Поскольку у евреев принято погребать умерших в течение суток, похороны состоялись на следующее утро. Занимался похоронами специальный раби по фамилии Гарфункел. Брат Наоми Дэвид приехал сразу, как только я позвонил ему. Раби Гарфункел предложил Дэвиду дешевую категорию. Но Дэвид потребовал похороны по самой высокой расценке. Он рассчитывал на приличное наследство, которое миссис Кроцки так и не успела растратить на благотворительные цели. На похороны пришли все мои евреи прихожане. Вслед за катафалком на кладбище поехал целый кортеж машин. Я тоже поехал в своем «мустанге», прихватив с собой умного юношу Иони, получившего, наконец, в ешиве звание ашера. Еврейское кладбище Монтефьоре с недавно посаженными молодыми деревьями и зелеными газонами имело радостный вид, никак не соответствующий суровой религии. Раби читал молитвы, прихожане выступали с речами, говорили о щедрости и аскетизме миссис Кроцки. Наоми была в прострации, ее окружали сочувствующие родственники и знакомые, так что к ней нельзя было подойти. У Дэвида был торжественно скорбный вид. На мне был черный костюм и белая ермолка, так что я мало отличался от евреев. Неподалеку были еще одни похороны. Я незаметно отошел от толпы моих евреев, подошел к одинокой могиле. Двое кладбищенских рабочих в ермолках опускали в могилу гроб. Над могилой одиноко стоял высокий седобородый старик в черной шляпе. Я встал рядом с ним. Я не знал, кто был в гробу, мужчина или женщина, молодой или старый. Старик бросил горсть земли на гроб. Я тоже. Рабочие засыпали могилу, поставили деревянную табличку с именем на иврит, ушли со своими лопатами. Остались только я, старик и раввин, читающий последнюю молитву. Я продолжал стоять до конца молитвы. Когда я снова подошел к толпе моих евреев, церемония похорон закончилась, люди стали расходиться. Шали шел рядом со мной. Он спросил:
– А кого это рядом хоронили?
– Не знаю. – Шали не понял, переспросил:
– Над чьей могилой ты сейчас стоял? – Я ответил:
– Это страшно, когда на похоронах никого нет. – И Шали, наконец, понял, слегка обнял меня за плечи.

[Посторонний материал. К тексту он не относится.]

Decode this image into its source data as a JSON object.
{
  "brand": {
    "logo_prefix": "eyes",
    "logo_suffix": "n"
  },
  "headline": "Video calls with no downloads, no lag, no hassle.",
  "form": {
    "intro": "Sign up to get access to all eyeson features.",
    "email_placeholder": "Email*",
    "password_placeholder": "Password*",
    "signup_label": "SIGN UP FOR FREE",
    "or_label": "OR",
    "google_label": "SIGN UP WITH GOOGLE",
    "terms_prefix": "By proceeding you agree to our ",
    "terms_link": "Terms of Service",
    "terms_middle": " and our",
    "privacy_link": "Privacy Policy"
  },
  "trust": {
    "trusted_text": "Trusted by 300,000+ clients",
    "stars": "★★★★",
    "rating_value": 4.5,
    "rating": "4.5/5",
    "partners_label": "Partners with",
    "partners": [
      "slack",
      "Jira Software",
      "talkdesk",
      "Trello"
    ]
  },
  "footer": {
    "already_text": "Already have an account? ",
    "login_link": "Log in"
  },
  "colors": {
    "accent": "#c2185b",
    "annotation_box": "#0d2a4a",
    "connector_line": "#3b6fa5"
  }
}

Утром, когда я шел на работу, рядом со мной остановился обшарпанный вэн. Из него высунулся худощавый молодой еврей интеллигентной внешности.
– Простите, сэр, – обратился он ко мне. – Вы работаете в синагоге «Янг Израэл»?
– Вы угадали. – Я уже где-то видел этого молодого человека. Вероятно, он посещал соседнюю синагогу на Восьмой стрит.
– Вам иногда требуются помощники? – спросил он.
– Нет, я сам справляюсь со своей работой.
– Нет, я не имею ввиду постоянную работу. Может быть, у вас иногда требуются работники хотя бы на два-три часа в неделю? На любую работу.
– Нет, у нас нет такой работы. Наша синагога бедная, мало активная.
– Извините, сэр. – И вэн поехал дальше. Мне показалось это странным. Вполне приличный человек оказался в нужде. Вероятно, у него семья. Он учится в какой-нибудь еврейской академии. Стипендия мизерная. Денег не хватает. Готов на любую работу, чтобы заработать несколько долларов. Почему евреи ему не помогут? Где же знаменитая еврейская порука? В синагоге я все это изложил Хае. Она объяснила, что все студенты духовных еврейских учебных заведений живут в крайней нужде, если не имеют богатых родителей. И тут же она привела несколько примеров из своих знакомых. В этот вечер я пришел к Розе на телевизор и остался у нее на ночь. Во время вечернего чая я рассказал ей сегодняшний случай с нищим еврейским студентом.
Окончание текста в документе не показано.